We then start pinning images of the type of patterns we’d like to see on a private Pinterest board – and from that we decide if it should be all garments or all accessories or a mix. Once we feel we have enough ideas, we pick a color palette and put together a mood board to send to independent designers. This is intended to inspire designers and give them a sense of the type of projects we are looking for.
I send this out to all of the IDP designers as well as previous collection designers and other interested people. I also post it to Ravelry in the Designers Forum, so everyone has a chance to submit. Included with the moodboard are instructions on how to submit, how the submission should look and important due dates.
Once submissions are closed, the KP staff gets together again to go through all of the submissions and try our best to narrow them down – usually between 6-10 for small collections, 15-20 for larger ones. It tends to be the most difficult part of the process, where we will often have 200-300 or more submissions. I print them all out and we play mix and match with them – looking for projects that catch our eye and fit with our original ideas. We narrow the stacks of submissions down over and over again, with each team member fighting for their favorite projects while making sure the projects look great together. These tend to be very long meetings!
You see that Alison has a great idea, with a drawing of her sweater and a swatch of how the garter yoke should look, plus a clear description of what she intends for the construction of the sweater.
Once we choose the patterns – for this collection, we went with 8 patterns, 6 garments and 2 accessories – I contact the designers to work out the contract and figure out what materials they need to write out their pattern. Then I sadly need to email all the designers of the submissions we couldn’t choose, which is never my favorite part.
After Alison and the other designers send in the final pattern, the KP staff gets together again to decide on the final colors. Sometimes we use the colors the designer suggests in their proposal, but we often change them so all the projects will look great together in the collection. For Carkeek Park, we decided on using white for the body, with several shades of blue on the eye-catching yoke.
Next I send the pattern out to knitters (or crocheters, if it is a crochet pattern) to be knit up. These knitters create all of our beautiful samples, while sending frequent updates to me and the designer so we are all on the same page for the pattern. Sue, one of our longtime test knitters, knit up Carkeek Park and sent photos for every step of the way.
After the sample comes back, the pattern goes to our tech editors and then off to Emily for the book layout. While this is going on, Hannah works on getting a model and establishing a place to do the photoshoot.
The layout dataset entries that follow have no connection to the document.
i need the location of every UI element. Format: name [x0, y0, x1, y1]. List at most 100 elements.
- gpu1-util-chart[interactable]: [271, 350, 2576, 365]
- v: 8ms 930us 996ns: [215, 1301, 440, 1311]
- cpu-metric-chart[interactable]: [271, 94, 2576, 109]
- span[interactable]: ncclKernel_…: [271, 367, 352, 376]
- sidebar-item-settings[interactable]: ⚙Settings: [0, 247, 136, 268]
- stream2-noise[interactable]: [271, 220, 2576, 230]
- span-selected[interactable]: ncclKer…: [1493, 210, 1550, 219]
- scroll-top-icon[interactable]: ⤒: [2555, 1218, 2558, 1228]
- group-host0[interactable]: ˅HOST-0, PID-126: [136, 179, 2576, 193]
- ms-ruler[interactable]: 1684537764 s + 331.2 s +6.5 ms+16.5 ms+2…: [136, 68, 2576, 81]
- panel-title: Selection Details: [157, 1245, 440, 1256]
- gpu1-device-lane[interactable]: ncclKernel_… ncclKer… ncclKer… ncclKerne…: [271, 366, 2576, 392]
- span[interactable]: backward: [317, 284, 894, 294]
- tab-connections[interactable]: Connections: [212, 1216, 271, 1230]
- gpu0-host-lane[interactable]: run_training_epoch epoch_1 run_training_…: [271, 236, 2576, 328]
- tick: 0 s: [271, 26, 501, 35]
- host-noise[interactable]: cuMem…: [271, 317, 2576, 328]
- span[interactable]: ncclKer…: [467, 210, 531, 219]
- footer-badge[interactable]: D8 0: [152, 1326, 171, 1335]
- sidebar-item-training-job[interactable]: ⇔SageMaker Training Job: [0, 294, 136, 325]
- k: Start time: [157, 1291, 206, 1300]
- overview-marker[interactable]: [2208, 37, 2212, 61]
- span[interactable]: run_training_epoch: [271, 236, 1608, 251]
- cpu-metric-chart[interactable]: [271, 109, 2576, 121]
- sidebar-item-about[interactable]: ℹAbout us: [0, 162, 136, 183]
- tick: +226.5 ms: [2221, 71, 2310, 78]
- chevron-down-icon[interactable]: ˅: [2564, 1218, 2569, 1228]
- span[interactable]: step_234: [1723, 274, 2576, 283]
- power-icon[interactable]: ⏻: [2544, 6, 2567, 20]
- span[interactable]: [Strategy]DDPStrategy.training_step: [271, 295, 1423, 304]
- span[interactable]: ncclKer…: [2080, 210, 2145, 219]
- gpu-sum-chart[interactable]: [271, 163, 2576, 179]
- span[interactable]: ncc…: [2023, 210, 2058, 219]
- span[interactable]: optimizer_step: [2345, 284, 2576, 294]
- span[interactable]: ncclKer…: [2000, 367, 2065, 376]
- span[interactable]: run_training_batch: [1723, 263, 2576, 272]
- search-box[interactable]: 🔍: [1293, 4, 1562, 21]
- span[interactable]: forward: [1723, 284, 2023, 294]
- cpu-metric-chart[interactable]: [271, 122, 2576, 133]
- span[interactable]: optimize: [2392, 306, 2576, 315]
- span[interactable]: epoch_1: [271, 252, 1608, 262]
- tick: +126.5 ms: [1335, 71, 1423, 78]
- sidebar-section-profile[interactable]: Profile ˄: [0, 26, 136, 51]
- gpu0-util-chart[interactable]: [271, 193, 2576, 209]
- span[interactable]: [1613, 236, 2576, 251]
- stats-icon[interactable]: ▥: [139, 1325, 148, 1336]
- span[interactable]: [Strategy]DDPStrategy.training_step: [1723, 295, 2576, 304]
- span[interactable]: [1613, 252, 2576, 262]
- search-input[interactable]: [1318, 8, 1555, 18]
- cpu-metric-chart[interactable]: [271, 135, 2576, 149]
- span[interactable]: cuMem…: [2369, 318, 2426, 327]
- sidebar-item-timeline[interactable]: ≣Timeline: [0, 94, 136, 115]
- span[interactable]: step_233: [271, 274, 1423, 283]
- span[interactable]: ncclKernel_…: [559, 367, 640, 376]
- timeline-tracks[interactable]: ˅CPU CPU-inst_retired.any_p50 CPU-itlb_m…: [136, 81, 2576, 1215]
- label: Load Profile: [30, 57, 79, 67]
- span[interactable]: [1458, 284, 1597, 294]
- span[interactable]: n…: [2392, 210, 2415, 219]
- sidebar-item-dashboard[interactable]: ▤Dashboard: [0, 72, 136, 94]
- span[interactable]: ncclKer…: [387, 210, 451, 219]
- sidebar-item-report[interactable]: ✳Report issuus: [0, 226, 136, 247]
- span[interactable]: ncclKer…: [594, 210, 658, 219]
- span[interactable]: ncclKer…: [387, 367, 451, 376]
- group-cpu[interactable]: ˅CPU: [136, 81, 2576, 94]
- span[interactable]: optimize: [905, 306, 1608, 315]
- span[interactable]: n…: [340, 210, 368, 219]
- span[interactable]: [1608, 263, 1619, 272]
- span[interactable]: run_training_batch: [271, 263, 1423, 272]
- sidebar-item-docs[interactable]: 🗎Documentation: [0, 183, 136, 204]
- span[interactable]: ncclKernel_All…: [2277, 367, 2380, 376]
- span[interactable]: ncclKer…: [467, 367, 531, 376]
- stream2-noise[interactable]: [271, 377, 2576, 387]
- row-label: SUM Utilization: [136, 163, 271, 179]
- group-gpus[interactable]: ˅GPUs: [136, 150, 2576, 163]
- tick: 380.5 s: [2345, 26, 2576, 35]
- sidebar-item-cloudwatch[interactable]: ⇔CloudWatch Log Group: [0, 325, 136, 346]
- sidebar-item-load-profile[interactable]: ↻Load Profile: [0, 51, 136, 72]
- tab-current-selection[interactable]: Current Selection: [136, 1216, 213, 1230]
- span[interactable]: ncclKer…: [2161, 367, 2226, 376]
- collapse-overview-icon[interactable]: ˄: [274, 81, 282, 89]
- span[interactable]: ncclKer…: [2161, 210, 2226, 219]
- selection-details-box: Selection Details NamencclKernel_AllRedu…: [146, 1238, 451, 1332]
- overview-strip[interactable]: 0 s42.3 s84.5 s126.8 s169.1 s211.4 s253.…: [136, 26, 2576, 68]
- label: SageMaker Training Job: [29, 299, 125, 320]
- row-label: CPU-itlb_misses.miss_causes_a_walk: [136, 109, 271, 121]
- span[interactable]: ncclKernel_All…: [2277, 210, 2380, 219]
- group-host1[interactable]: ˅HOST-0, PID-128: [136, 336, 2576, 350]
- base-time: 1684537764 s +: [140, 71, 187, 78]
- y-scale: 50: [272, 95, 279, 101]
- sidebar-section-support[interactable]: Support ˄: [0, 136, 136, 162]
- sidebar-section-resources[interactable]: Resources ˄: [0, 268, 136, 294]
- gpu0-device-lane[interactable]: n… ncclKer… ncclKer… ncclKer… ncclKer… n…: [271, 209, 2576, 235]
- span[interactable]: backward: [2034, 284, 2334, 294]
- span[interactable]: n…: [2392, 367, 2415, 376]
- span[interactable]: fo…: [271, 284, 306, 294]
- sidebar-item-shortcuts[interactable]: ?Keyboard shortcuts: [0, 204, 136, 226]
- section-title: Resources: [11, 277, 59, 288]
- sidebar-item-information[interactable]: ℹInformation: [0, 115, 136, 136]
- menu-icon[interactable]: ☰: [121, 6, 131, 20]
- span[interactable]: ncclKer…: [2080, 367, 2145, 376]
We try to make each collection look completely unique, so we use a variety of models and locations – all of our locations are local to Portland OR/Vancouver WA area, as are our models. For Garter Ridge, Hannah found a wonderful place at Fort Vancouver, with beautiful scenery that gives the collection a cohesive look.
Our photographer Amy takes all of the gorgesous photos for the collections, though Hannah took the above shots when scouting.
For models, we mainly use local agencies – although sometimes we’ll use staff members and friends! Diana was our Garter Ridge model and she looked so lovely in all of the projects. For instance, here’s the Carkeek Park Pullover all finished!
Once those are all done, the book is sent off to the printers and I work on making sure the collection is up and ready for you to see when it is released!
We are all very proud of our collections – what collections would you like to see next?